Your post would be easier to follow if you used the quote feature...

(In my writing, I use "class" in standard set-theoretic fashion, rather than the way you are using it)

Whether 'U exists' or not, {x:x∉x} is not a member of any set/class...{x:x∉x} does not exist.

It is true that "the class {x:x∉x} is not a set" is a theorem of ZFC.

It is also (vacuously) true that "If the class of all sets is itself a set, then the class {x:x∉x} is a set" is also a theorem of ZFC.

There is no entity that is equal to {x:x∉x} is provable within FOPL=
~EyAx(xRy <-> ~(xRx)) is a theorem. That is, ~EyAx(x e y <-> ~(x e x)) is true.

"~S is a theorem" does not imply "S is not a theorem". You are implicitly assuming consistency -- an assumption that fails for the hypotheses "ZFC + there is a set of all sets".

Not to be flippant, but you do know what a "proof by contradiction" is, right?

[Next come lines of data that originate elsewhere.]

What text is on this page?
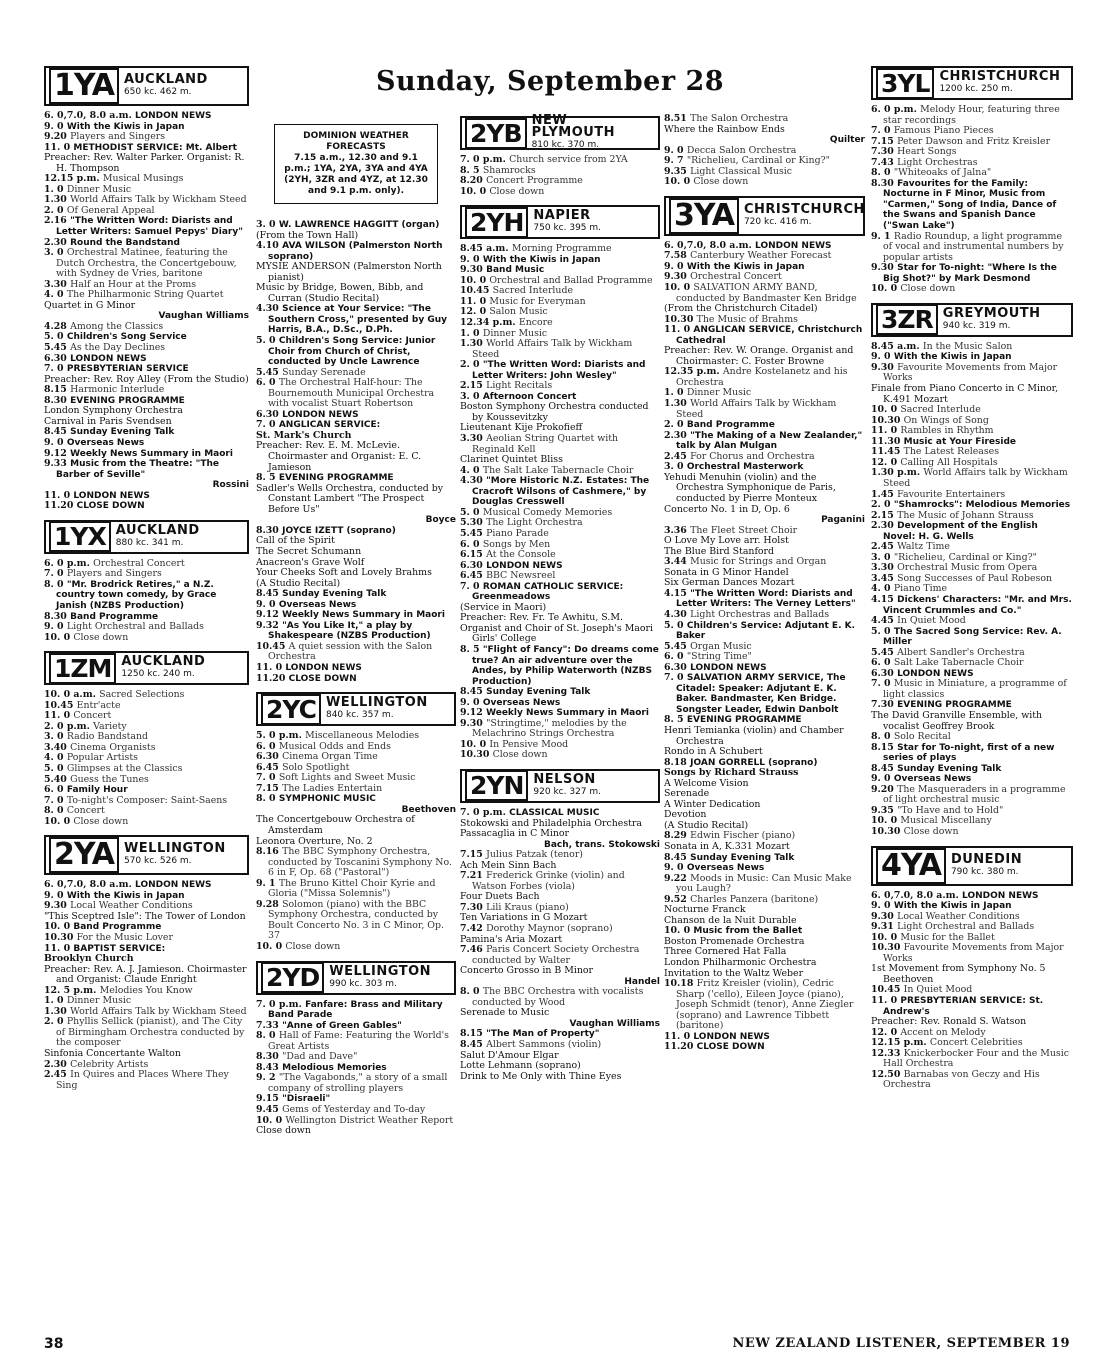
Sunday, September 28
1YA AUCKLAND
650 kc. 462 m.
6. 0,7.0, 8.0 a.m. LONDON NEWS
9. 0 With the Kiwis in Japan
9.20 Players and Singers
11. 0 METHODIST SERVICE: Mt. Albert
Preacher: Rev. Walter Parker. Organist: R. H. Thompson
12.15 p.m. Musical Musings
1. 0 Dinner Music
1.30 World Affairs Talk by Wickham Steed
2. 0 Of General Appeal
2.16 "The Written Word: Diarists and Letter Writers: Samuel Pepys' Diary"
2.30 Round the Bandstand
3. 0 Orchestral Matinee, featuring the Dutch Orchestra, the Concertgebouw, with Sydney de Vries, baritone
3.30 Half an Hour at the Proms
4. 0 The Philharmonic String Quartet
Quartet in G Minor
Vaughan Williams
4.28 Among the Classics
5. 0 Children's Song Service
5.45 As the Day Declines
6.30 LONDON NEWS
7. 0 PRESBYTERIAN SERVICE
Preacher: Rev. Roy Alley (From the Studio)
8.15 Harmonic Interlude
8.30 EVENING PROGRAMME
London Symphony Orchestra
Carnival in Paris Svendsen
8.45 Sunday Evening Talk
9. 0 Overseas News
9.12 Weekly News Summary in Maori
9.33 Music from the Theatre: "The Barber of Seville"
Rossini
11. 0 LONDON NEWS
11.20 CLOSE DOWN
1YX AUCKLAND
880 kc. 341 m.
6. 0 p.m. Orchestral Concert
7. 0 Players and Singers
8. 0 "Mr. Brodrick Retires," a N.Z. country town comedy, by Grace Janish (NZBS Production)
8.30 Band Programme
9. 0 Light Orchestral and Ballads
10. 0 Close down
1ZM AUCKLAND
1250 kc. 240 m.
10. 0 a.m. Sacred Selections
10.45 Entr'acte
11. 0 Concert
2. 0 p.m. Variety
3. 0 Radio Bandstand
3.40 Cinema Organists
4. 0 Popular Artists
5. 0 Glimpses at the Classics
5.40 Guess the Tunes
6. 0 Family Hour
7. 0 To-night's Composer: Saint-Saens
8. 0 Concert
10. 0 Close down
2YA WELLINGTON
570 kc. 526 m.
6. 0,7.0, 8.0 a.m. LONDON NEWS
9. 0 With the Kiwis in Japan
9.30 Local Weather Conditions
"This Sceptred Isle": The Tower of London
10. 0 Band Programme
10.30 For the Music Lover
11. 0 BAPTIST SERVICE:
Brooklyn Church
Preacher: Rev. A. J. Jamieson. Choirmaster and Organist: Claude Enright
12. 5 p.m. Melodies You Know
1. 0 Dinner Music
1.30 World Affairs Talk by Wickham Steed
2. 0 Phyllis Sellick (pianist), and The City of Birmingham Orchestra conducted by the composer
Sinfonia Concertante Walton
2.30 Celebrity Artists
2.45 In Quires and Places Where They Sing
DOMINION WEATHER FORECASTS
7.15 a.m., 12.30 and 9.1 p.m.; 1YA, 2YA, 3YA and 4YA (2YH, 3ZR and 4YZ, at 12.30 and 9.1 p.m. only).
3. 0 W. LAWRENCE HAGGITT (organ)
(From the Town Hall)
4.10 AVA WILSON (Palmerston North soprano)
MYSIE ANDERSON (Palmerston North pianist)
Music by Bridge, Bowen, Bibb, and Curran (Studio Recital)
4.30 Science at Your Service: "The Southern Cross," presented by Guy Harris, B.A., D.Sc., D.Ph.
5. 0 Children's Song Service: Junior Choir from Church of Christ, conducted by Uncle Lawrence
5.45 Sunday Serenade
6. 0 The Orchestral Half-hour: The Bournemouth Municipal Orchestra with vocalist Stuart Robertson
6.30 LONDON NEWS
7. 0 ANGLICAN SERVICE:
St. Mark's Church
Preacher: Rev. E. M. McLevie. Choirmaster and Organist: E. C. Jamieson
8. 5 EVENING PROGRAMME
Sadler's Wells Orchestra, conducted by Constant Lambert "The Prospect Before Us"
Boyce
8.30 JOYCE IZETT (soprano)
Call of the Spirit
The Secret Schumann
Anacreon's Grave Wolf
Your Cheeks Soft and Lovely Brahms
(A Studio Recital)
8.45 Sunday Evening Talk
9. 0 Overseas News
9.12 Weekly News Summary in Maori
9.32 "As You Like It," a play by Shakespeare (NZBS Production)
10.45 A quiet session with the Salon Orchestra
11. 0 LONDON NEWS
11.20 CLOSE DOWN
2YC WELLINGTON
840 kc. 357 m.
5. 0 p.m. Miscellaneous Melodies
6. 0 Musical Odds and Ends
6.30 Cinema Organ Time
6.45 Solo Spotlight
7. 0 Soft Lights and Sweet Music
7.15 The Ladies Entertain
8. 0 SYMPHONIC MUSIC
Beethoven
The Concertgebouw Orchestra of Amsterdam
Leonora Overture, No. 2
8.16 The BBC Symphony Orchestra, conducted by Toscanini Symphony No. 6 in F, Op. 68 ("Pastoral")
9. 1 The Bruno Kittel Choir Kyrie and Gloria ("Missa Solemnis")
9.28 Solomon (piano) with the BBC Symphony Orchestra, conducted by Boult Concerto No. 3 in C Minor, Op. 37
10. 0 Close down
2YD WELLINGTON
990 kc. 303 m.
7. 0 p.m. Fanfare: Brass and Military Band Parade
7.33 "Anne of Green Gables"
8. 0 Hall of Fame: Featuring the World's Great Artists
8.30 "Dad and Dave"
8.43 Melodious Memories
9. 2 "The Vagabonds," a story of a small company of strolling players
9.15 "Disraeli"
9.45 Gems of Yesterday and To-day
10. 0 Wellington District Weather Report
Close down
2YB NEW PLYMOUTH
810 kc. 370 m.
7. 0 p.m. Church service from 2YA
8. 5 Shamrocks
8.20 Concert Programme
10. 0 Close down
2YH NAPIER
750 kc. 395 m.
8.45 a.m. Morning Programme
9. 0 With the Kiwis in Japan
9.30 Band Music
10. 0 Orchestral and Ballad Programme
10.45 Sacred Interlude
11. 0 Music for Everyman
12. 0 Salon Music
12.34 p.m. Encore
1. 0 Dinner Music
1.30 World Affairs Talk by Wickham Steed
2. 0 "The Written Word: Diarists and Letter Writers: John Wesley"
2.15 Light Recitals
3. 0 Afternoon Concert
Boston Symphony Orchestra conducted by Koussevitzky
Lieutenant Kije Prokofieff
3.30 Aeolian String Quartet with Reginald Kell
Clarinet Quintet Bliss
4. 0 The Salt Lake Tabernacle Choir
4.30 "More Historic N.Z. Estates: The Cracroft Wilsons of Cashmere," by Douglas Cresswell
5. 0 Musical Comedy Memories
5.30 The Light Orchestra
5.45 Piano Parade
6. 0 Songs by Men
6.15 At the Console
6.30 LONDON NEWS
6.45 BBC Newsreel
7. 0 ROMAN CATHOLIC SERVICE: Greenmeadows
(Service in Maori)
Preacher: Rev. Fr. Te Awhitu, S.M.
Organist and Choir of St. Joseph's Maori Girls' College
8. 5 "Flight of Fancy": Do dreams come true? An air adventure over the Andes, by Philip Waterworth (NZBS Production)
8.45 Sunday Evening Talk
9. 0 Overseas News
9.12 Weekly News Summary in Maori
9.30 "Stringtime," melodies by the Melachrino Strings Orchestra
10. 0 In Pensive Mood
10.30 Close down
2YN NELSON
920 kc. 327 m.
7. 0 p.m. CLASSICAL MUSIC
Stokowski and Philadelphia Orchestra
Passacaglia in C Minor
Bach, trans. Stokowski
7.15 Julius Patzak (tenor)
Ach Mein Sinn Bach
7.21 Frederick Grinke (violin) and Watson Forbes (viola)
Four Duets Bach
7.30 Lili Kraus (piano)
Ten Variations in G Mozart
7.42 Dorothy Maynor (soprano)
Pamina's Aria Mozart
7.46 Paris Concert Society Orchestra conducted by Walter
Concerto Grosso in B Minor
Handel
8. 0 The BBC Orchestra with vocalists conducted by Wood
Serenade to Music
Vaughan Williams
8.15 "The Man of Property"
8.45 Albert Sammons (violin)
Salut D'Amour Elgar
Lotte Lehmann (soprano)
Drink to Me Only with Thine Eyes
8.51 The Salon Orchestra
Where the Rainbow Ends
Quilter
9. 0 Decca Salon Orchestra
9. 7 "Richelieu, Cardinal or King?"
9.35 Light Classical Music
10. 0 Close down
3YA CHRISTCHURCH
720 kc. 416 m.
6. 0,7.0, 8.0 a.m. LONDON NEWS
7.58 Canterbury Weather Forecast
9. 0 With the Kiwis in Japan
9.30 Orchestral Concert
10. 0 SALVATION ARMY BAND, conducted by Bandmaster Ken Bridge
(From the Christchurch Citadel)
10.30 The Music of Brahms
11. 0 ANGLICAN SERVICE, Christchurch Cathedral
Preacher: Rev. W. Orange. Organist and Choirmaster: C. Foster Browne
12.35 p.m. Andre Kostelanetz and his Orchestra
1. 0 Dinner Music
1.30 World Affairs Talk by Wickham Steed
2. 0 Band Programme
2.30 "The Making of a New Zealander," talk by Alan Mulgan
2.45 For Chorus and Orchestra
3. 0 Orchestral Masterwork
Yehudi Menuhin (violin) and the Orchestra Symphonique de Paris, conducted by Pierre Monteux
Concerto No. 1 in D, Op. 6
Paganini
3.36 The Fleet Street Choir
O Love My Love arr. Holst
The Blue Bird Stanford
3.44 Music for Strings and Organ
Sonata in G Minor Handel
Six German Dances Mozart
4.15 "The Written Word: Diarists and Letter Writers: The Verney Letters"
4.30 Light Orchestras and Ballads
5. 0 Children's Service: Adjutant E. K. Baker
5.45 Organ Music
6. 0 "String Time"
6.30 LONDON NEWS
7. 0 SALVATION ARMY SERVICE, The Citadel: Speaker: Adjutant E. K. Baker. Bandmaster, Ken Bridge. Songster Leader, Edwin Danbolt
8. 5 EVENING PROGRAMME
Henri Temianka (violin) and Chamber Orchestra
Rondo in A Schubert
8.18 JOAN GORRELL (soprano)
Songs by Richard Strauss
A Welcome Vision
Serenade
A Winter Dedication
Devotion
(A Studio Recital)
8.29 Edwin Fischer (piano)
Sonata in A, K.331 Mozart
8.45 Sunday Evening Talk
9. 0 Overseas News
9.22 Moods in Music: Can Music Make you Laugh?
9.52 Charles Panzera (baritone)
Nocturne Franck
Chanson de la Nuit Durable
10. 0 Music from the Ballet
Boston Promenade Orchestra
Three Cornered Hat Falla
London Philharmonic Orchestra
Invitation to the Waltz Weber
10.18 Fritz Kreisler (violin), Cedric Sharp ('cello), Eileen Joyce (piano), Joseph Schmidt (tenor), Anne Ziegler (soprano) and Lawrence Tibbett (baritone)
11. 0 LONDON NEWS
11.20 CLOSE DOWN
3YL CHRISTCHURCH
1200 kc. 250 m.
6. 0 p.m. Melody Hour, featuring three star recordings
7. 0 Famous Piano Pieces
7.15 Peter Dawson and Fritz Kreisler
7.30 Heart Songs
7.43 Light Orchestras
8. 0 "Whiteoaks of Jalna"
8.30 Favourites for the Family: Nocturne in F Minor, Music from "Carmen," Song of India, Dance of the Swans and Spanish Dance ("Swan Lake")
9. 1 Radio Roundup, a light programme of vocal and instrumental numbers by popular artists
9.30 Star for To-night: "Where Is the Big Shot?" by Mark Desmond
10. 0 Close down
3ZR GREYMOUTH
940 kc. 319 m.
8.45 a.m. In the Music Salon
9. 0 With the Kiwis in Japan
9.30 Favourite Movements from Major Works
Finale from Piano Concerto in C Minor, K.491 Mozart
10. 0 Sacred Interlude
10.30 On Wings of Song
11. 0 Rambles in Rhythm
11.30 Music at Your Fireside
11.45 The Latest Releases
12. 0 Calling All Hospitals
1.30 p.m. World Affairs talk by Wickham Steed
1.45 Favourite Entertainers
2. 0 "Shamrocks": Melodious Memories
2.15 The Music of Johann Strauss
2.30 Development of the English Novel: H. G. Wells
2.45 Waltz Time
3. 0 "Richelieu, Cardinal or King?"
3.30 Orchestral Music from Opera
3.45 Song Successes of Paul Robeson
4. 0 Piano Time
4.15 Dickens' Characters: "Mr. and Mrs. Vincent Crummles and Co."
4.45 In Quiet Mood
5. 0 The Sacred Song Service: Rev. A. Miller
5.45 Albert Sandler's Orchestra
6. 0 Salt Lake Tabernacle Choir
6.30 LONDON NEWS
7. 0 Music in Miniature, a programme of light classics
7.30 EVENING PROGRAMME
The David Granville Ensemble, with vocalist Geoffrey Brook
8. 0 Solo Recital
8.15 Star for To-night, first of a new series of plays
8.45 Sunday Evening Talk
9. 0 Overseas News
9.20 The Masqueraders in a programme of light orchestral music
9.35 "To Have and to Hold"
10. 0 Musical Miscellany
10.30 Close down
4YA DUNEDIN
790 kc. 380 m.
6. 0,7.0, 8.0 a.m. LONDON NEWS
9. 0 With the Kiwis in Japan
9.30 Local Weather Conditions
9.31 Light Orchestral and Ballads
10. 0 Music for the Ballet
10.30 Favourite Movements from Major Works
1st Movement from Symphony No. 5 Beethoven
10.45 In Quiet Mood
11. 0 PRESBYTERIAN SERVICE: St. Andrew's
Preacher: Rev. Ronald S. Watson
12. 0 Accent on Melody
12.15 p.m. Concert Celebrities
12.33 Knickerbocker Four and the Music Hall Orchestra
12.50 Barnabas von Geczy and His Orchestra
38	NEW ZEALAND LISTENER, SEPTEMBER 19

I guess you have not heard about "purported" entities.
Any purported entity described by a contradictory predication does not exist.
Non-referring descriptions are not unheard of.

I'm more familiar with the phrase "well-formed" -- and a set of symbols that violates the grammar of the formal language of interest.

In this case, however, {x:x∉x} is well-formed, denoting a class of sets. On the hypothesis that there is a set of sets, direct application of the axiom of subsets implies that {x:x∉x} actually defines a set.

Now, {x:x∉x} isn't what was originally written. What was originally written was

{x∈U | x ∉ x }​

which is plain ordinary set-builder notation. Given any set S and any formula P, the notation

{x∈S | P(x) }​

denotes a set, specifically the particular set whose existence is guaranteed by the axiom of subsets.



For example ... The present king of France, describes a purported person who does not exist.
That natural number between 2 and 3, describes a purported natural number which does not exist.
The x such that Fx & ~Fx, describes a purported object which does not exist.

The 'purported' set {x:x∉x} does not exist.

Classes are sets, ..collections of entities. If {x:x∉x} does not exist, then surely there is no set or class that it is equal to.

If you mean "set", then why the heck are you using the word "class", particularly since you are not using the word to mean what (standard) set-theory means by the word?

{x:x=x} is the class/set of all classes/sets

Class. Not a set. And {x:x=x} = {x:x∉x}.

What?! You have used this expression in your reply,

The main thing I was complaining about is that the types don't make sense -- you are applying the operator "&" when the left argument is a class and the right argument is a predicate.

Of course, I would also complain about the odd logic you are using -- one that allows strings of symbols that would ordinarily be ill-formed, instead using some sort of modal operator to capture the notion. I know such things are possible, but such a thing is definitely not first-order predicate logic.

 

[xxxx0xxxx]

how do we prove in set theory that ,nothing contains everything

The proof is by contradiction, see Suppes, 1960. It is the result of Russell's paradox, because the existence of the set of everything would make the axiom schema of separation unnecessary, and in fact reduces the schema of separation to the schema of abstraction; but the schema of abstraction leads to Russell's paradox which is contradictory.

BTW, this is a result found in ZF and NBG; In NBG the class of all things exists, but it is not a set.